Wednesday, June 13, 2001
Feds say no on light-rail plan
By Ken Alltucker
The Cincinnati Enquirer
Cincinnati's light-rail plans are too ambitious and the proposed system wouldn't carry enough passengers to justify spending $874.7 million, the federal government has concluded.
Citing poor cost effectiveness and lack of local funding, the Federal Transit Administration issued a not recommended rating for the proposed 19-mile route linking Blue Ash to Covington.
Local transit planners anticipated an unfavorable rating from the FTA's 2001 new starts report because they haven't figured out how to raise local matching funds to help pay for the project.

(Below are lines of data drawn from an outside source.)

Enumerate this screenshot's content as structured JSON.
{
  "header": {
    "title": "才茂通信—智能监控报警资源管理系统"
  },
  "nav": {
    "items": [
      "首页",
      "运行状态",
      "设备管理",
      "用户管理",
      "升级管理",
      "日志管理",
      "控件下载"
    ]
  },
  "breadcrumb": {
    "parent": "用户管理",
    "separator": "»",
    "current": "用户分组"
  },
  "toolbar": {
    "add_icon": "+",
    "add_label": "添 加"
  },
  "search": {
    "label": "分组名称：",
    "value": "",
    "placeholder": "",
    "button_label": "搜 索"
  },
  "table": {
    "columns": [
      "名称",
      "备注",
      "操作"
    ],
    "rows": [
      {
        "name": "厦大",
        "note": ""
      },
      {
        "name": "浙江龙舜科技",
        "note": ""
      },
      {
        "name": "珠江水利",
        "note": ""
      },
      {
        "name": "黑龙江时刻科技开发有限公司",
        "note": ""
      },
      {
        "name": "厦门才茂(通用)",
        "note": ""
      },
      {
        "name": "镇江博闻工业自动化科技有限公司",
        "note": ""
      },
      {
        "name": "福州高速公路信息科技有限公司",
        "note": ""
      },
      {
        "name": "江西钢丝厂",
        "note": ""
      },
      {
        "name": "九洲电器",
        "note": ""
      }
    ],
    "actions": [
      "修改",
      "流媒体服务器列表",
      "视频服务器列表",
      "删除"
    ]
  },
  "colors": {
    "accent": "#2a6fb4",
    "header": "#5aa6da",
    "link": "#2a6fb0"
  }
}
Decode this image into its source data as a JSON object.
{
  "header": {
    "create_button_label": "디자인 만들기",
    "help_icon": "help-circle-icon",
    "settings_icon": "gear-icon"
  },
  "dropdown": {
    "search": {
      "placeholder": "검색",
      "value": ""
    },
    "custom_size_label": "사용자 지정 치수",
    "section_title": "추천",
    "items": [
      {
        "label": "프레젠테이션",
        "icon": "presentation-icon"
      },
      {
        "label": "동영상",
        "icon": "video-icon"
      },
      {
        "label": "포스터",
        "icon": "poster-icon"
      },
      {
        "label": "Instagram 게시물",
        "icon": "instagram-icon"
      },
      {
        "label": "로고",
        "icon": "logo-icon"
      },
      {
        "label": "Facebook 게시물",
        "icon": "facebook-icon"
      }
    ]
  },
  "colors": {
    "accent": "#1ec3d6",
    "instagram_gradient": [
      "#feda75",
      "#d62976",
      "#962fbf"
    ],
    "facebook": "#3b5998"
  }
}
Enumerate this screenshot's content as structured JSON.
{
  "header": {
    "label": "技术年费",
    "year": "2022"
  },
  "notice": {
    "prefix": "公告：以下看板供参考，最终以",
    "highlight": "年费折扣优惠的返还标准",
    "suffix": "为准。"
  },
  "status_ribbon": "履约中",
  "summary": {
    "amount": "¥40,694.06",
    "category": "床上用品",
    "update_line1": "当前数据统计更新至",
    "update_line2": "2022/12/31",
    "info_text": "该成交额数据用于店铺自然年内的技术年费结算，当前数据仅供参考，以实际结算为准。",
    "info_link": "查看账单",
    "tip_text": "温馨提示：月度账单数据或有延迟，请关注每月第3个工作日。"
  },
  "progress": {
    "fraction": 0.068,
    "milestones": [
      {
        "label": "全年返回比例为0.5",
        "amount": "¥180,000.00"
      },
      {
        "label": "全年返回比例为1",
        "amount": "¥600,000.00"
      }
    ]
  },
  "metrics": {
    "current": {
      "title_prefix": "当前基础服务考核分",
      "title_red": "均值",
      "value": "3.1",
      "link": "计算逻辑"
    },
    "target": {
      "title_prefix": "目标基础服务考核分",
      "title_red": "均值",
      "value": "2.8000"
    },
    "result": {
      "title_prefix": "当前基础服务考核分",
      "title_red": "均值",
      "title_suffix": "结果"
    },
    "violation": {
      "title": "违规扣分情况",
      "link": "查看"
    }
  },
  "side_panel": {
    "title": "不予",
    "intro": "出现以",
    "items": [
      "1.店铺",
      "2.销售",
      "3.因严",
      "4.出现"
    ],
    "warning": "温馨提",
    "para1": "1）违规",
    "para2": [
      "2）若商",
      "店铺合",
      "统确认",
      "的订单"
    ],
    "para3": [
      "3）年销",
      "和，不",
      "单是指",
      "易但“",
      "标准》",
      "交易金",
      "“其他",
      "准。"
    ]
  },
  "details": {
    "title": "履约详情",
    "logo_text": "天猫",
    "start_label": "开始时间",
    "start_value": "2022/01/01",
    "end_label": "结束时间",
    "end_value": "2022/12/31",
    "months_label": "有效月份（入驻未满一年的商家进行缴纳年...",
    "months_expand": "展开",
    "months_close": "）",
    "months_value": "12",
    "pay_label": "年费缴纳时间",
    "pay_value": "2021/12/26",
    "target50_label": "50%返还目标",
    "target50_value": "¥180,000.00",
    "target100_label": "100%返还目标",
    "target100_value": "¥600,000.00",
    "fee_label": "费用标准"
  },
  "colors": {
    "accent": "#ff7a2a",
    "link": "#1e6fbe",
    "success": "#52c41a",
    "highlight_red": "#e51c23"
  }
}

But the federal government also says Cincinnati must shorten the route or increase ridership to have a realistic chance at federal funds next year.
If you don't show change, then in the eyes of the FTA there's been no progress and your ranking doesn't (improve), said Judi Craig, light rail project manager for Ohio-Kentucky-Indiana Regional Council of Governments.
Light-rail advocates are counting on the federal government to pay half the tab, with remaining costs split between Ohio and local taxpayers possibly through a sales, property or fuel tax increase.
OKI has promoted light rail as a way to reduce traffic congestion, air pollution and sprawl, as well as spur economic development. Others have called for expanded bus service instead. An Urban Land Institute panel recommends a trolley system linking downtown Cincinnati to Over-the-Rhine and the University of Cincinnati.
Even if OKI and the Southwest Ohio Regional Transit Authority secure local funds, it's no guarantee that Cincinnati's bid will be competitive enough to get federal money in 2002.
Of 42 metropolitan regions seeking federal transportation dollars, four had a worse cost effectiveness rating than Cincinnati.
Cincinnati's per-trip cost of $15.50 exceeded the maximum cost of $12 for projects that were eligible for consideration. Other cities have improved chances by reducing project size, Ron Fisher, FTA's director of planning innovation and analysis, said Tuesday.
Obviously, if the project had more ridership or less costs, the rating would improve, he said.
Despite the low rating, Metro is considering whether to ask voters this fall to approve a tax increase to help fund the project. Tim Reynolds, Metro's director of strategic planning, expects his agency will decide by the end of August whether to appeal to taxpayers.
Ms. Craig said Cincinnati will be in better shape next year if it comes up with local funding. The federal government will change its scorecard to emphasize reduced commute times rather than per-rider costs.